- Born: Dean Calvin Spencer February 21, 1907 Yakima, Washington
- Died: July 13, 1988 (aged 81) Hawaii
- Occupation: Film actor

= Monte Rawlins =

American actor

Monte Rawlins, born Dean Calvin Spencer (February 21, 1907 - July 13, 1988), also called Monte "Alamo" Rawlins, was a short-lived western film star of the late 1930s, often dubbed The Masked Phantom due to his better known role. The B-rated "Masked Phantom" role was his only starring role.

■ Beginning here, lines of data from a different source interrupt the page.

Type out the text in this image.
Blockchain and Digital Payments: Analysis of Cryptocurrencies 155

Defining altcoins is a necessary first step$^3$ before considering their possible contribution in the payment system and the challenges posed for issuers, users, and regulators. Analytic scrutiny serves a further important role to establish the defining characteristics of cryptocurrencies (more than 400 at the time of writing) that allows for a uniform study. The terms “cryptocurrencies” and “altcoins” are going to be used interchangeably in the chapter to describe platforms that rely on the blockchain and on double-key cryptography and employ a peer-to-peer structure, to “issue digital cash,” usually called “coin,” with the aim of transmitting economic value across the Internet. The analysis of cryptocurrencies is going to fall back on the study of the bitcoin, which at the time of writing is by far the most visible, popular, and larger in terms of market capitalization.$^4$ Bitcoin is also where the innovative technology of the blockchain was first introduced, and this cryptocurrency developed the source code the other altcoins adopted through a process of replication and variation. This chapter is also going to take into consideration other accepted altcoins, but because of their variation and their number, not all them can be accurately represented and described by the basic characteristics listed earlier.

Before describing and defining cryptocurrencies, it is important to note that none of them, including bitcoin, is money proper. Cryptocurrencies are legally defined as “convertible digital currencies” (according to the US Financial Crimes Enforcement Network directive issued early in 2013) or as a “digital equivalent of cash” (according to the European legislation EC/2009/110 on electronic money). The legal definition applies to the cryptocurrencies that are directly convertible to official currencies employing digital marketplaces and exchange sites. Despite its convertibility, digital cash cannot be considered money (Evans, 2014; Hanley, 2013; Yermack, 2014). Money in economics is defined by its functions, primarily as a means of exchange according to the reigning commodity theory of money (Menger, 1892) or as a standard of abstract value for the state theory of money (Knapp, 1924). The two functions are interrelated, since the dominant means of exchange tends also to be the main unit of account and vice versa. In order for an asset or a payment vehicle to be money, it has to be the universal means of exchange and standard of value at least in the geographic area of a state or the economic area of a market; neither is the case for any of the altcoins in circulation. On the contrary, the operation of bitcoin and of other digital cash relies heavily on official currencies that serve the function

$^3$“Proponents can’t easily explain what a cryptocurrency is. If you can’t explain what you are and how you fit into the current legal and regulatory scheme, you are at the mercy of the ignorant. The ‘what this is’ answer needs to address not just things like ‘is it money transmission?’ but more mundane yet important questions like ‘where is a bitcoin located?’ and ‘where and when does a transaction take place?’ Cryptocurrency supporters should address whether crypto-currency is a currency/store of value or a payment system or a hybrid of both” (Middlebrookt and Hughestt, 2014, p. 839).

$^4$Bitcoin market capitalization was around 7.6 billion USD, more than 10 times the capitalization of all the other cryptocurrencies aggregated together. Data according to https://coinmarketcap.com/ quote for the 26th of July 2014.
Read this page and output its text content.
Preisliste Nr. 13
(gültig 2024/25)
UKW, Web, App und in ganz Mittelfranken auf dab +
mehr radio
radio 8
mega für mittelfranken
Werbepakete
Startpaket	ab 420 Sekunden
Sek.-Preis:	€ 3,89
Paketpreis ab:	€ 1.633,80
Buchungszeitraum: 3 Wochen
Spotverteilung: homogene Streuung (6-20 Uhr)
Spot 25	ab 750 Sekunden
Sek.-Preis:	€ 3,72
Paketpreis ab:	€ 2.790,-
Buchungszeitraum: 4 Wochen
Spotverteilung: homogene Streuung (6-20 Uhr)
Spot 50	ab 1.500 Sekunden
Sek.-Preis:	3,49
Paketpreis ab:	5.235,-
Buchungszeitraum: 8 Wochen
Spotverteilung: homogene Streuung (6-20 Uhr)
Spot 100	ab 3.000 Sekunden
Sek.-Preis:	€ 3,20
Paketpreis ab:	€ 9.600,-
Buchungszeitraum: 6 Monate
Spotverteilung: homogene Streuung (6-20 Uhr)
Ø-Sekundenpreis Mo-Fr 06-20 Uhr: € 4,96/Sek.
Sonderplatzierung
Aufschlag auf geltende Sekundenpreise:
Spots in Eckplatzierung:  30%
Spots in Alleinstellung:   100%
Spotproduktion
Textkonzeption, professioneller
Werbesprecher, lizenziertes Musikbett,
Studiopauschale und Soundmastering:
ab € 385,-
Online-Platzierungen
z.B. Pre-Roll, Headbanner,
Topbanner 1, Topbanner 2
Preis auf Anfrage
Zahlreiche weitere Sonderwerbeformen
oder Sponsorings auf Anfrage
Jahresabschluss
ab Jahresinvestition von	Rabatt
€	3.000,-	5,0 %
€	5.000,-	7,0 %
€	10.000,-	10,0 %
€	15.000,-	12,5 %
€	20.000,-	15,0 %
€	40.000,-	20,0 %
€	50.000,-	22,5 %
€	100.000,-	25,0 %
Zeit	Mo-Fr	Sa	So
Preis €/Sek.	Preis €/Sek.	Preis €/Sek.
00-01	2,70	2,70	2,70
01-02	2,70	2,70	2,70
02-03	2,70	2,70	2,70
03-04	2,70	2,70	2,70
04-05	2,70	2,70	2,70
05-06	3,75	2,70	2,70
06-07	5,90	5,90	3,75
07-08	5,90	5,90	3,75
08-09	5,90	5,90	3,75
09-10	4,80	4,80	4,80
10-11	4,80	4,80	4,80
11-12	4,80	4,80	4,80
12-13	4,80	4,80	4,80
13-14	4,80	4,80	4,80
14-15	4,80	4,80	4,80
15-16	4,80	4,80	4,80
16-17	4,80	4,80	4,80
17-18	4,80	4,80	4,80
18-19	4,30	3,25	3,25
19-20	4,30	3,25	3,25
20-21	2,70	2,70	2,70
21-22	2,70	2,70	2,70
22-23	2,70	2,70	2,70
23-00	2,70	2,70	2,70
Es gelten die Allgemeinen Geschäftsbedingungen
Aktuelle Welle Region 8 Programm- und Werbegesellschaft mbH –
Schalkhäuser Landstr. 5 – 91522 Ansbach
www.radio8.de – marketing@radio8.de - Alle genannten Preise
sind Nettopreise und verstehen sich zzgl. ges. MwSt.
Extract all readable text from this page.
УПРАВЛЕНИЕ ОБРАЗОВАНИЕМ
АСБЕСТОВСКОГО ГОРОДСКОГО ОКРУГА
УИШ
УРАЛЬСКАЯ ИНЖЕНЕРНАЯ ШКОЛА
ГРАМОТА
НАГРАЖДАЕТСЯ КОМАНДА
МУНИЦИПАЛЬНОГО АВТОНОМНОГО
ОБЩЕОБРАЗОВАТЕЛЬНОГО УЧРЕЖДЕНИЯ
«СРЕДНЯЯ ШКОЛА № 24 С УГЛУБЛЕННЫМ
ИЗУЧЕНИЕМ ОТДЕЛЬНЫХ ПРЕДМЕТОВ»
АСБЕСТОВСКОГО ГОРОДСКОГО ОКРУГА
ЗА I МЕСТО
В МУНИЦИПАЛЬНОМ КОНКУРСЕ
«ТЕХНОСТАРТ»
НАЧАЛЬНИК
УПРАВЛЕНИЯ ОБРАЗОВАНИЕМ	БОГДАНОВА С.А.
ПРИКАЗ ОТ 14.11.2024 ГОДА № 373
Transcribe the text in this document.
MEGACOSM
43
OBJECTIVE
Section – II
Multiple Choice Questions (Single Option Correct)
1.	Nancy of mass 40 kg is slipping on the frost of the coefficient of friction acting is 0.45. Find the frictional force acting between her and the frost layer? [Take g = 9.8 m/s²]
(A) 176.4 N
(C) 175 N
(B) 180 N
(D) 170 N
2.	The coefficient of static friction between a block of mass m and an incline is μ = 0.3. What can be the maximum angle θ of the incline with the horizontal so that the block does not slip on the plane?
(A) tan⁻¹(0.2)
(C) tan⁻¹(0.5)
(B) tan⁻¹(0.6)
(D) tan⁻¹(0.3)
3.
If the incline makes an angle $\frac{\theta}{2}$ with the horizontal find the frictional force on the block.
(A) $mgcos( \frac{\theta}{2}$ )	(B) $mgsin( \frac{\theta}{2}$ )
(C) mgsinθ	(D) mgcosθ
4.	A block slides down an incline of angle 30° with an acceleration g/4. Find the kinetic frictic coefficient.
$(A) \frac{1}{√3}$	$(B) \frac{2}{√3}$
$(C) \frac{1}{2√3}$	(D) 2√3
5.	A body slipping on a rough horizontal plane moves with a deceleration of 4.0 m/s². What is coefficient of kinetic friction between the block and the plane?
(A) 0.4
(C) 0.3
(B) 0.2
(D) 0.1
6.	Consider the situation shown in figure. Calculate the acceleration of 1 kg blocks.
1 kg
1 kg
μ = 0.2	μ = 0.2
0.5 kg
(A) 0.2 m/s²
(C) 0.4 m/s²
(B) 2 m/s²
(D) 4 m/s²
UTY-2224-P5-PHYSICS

In the late 1930s, Columbia Pictures had been searching for a new face to be a new cowboy western star. They were having success with several, including Ken Maynard and Bill Elliott. Originally from Yakima, Washington, Rawlins had made his way to Hollywood by way of him being a barnstormer pilot, starring in an air show. He first worked doing aerial stunt work for films, and played two small bit roles in films, and was noticed by Columbia and approached for his own series. The series, titled Adventures of the Masked Phantom, opened in 1939, with Rawlins in the lead role.

The series was to have a trio that travels, rescuing people as they go, overcoming troubles and dangers that they encounter along the way. Reviews were not bad, but indicated that veteran actors George Douglas, and Curley Dresden had saved the series. Rawlins' reviews were horrible—it would be his last acting role.

At the beginning of World War II, Rawlins joined the US Marine Corps, and served with distinction until the war's end. He remained in the US Marine Reserves, and was called up for active duty for the Korean War also. He remained in the Marine Reserves, and began working, upon his return from Korea, as a sound engineer for both Monogram Pictures and Disney. He retired from both Disney and the Marine Reserves, moving to Hawaii, where he later died of natural causes in 1988.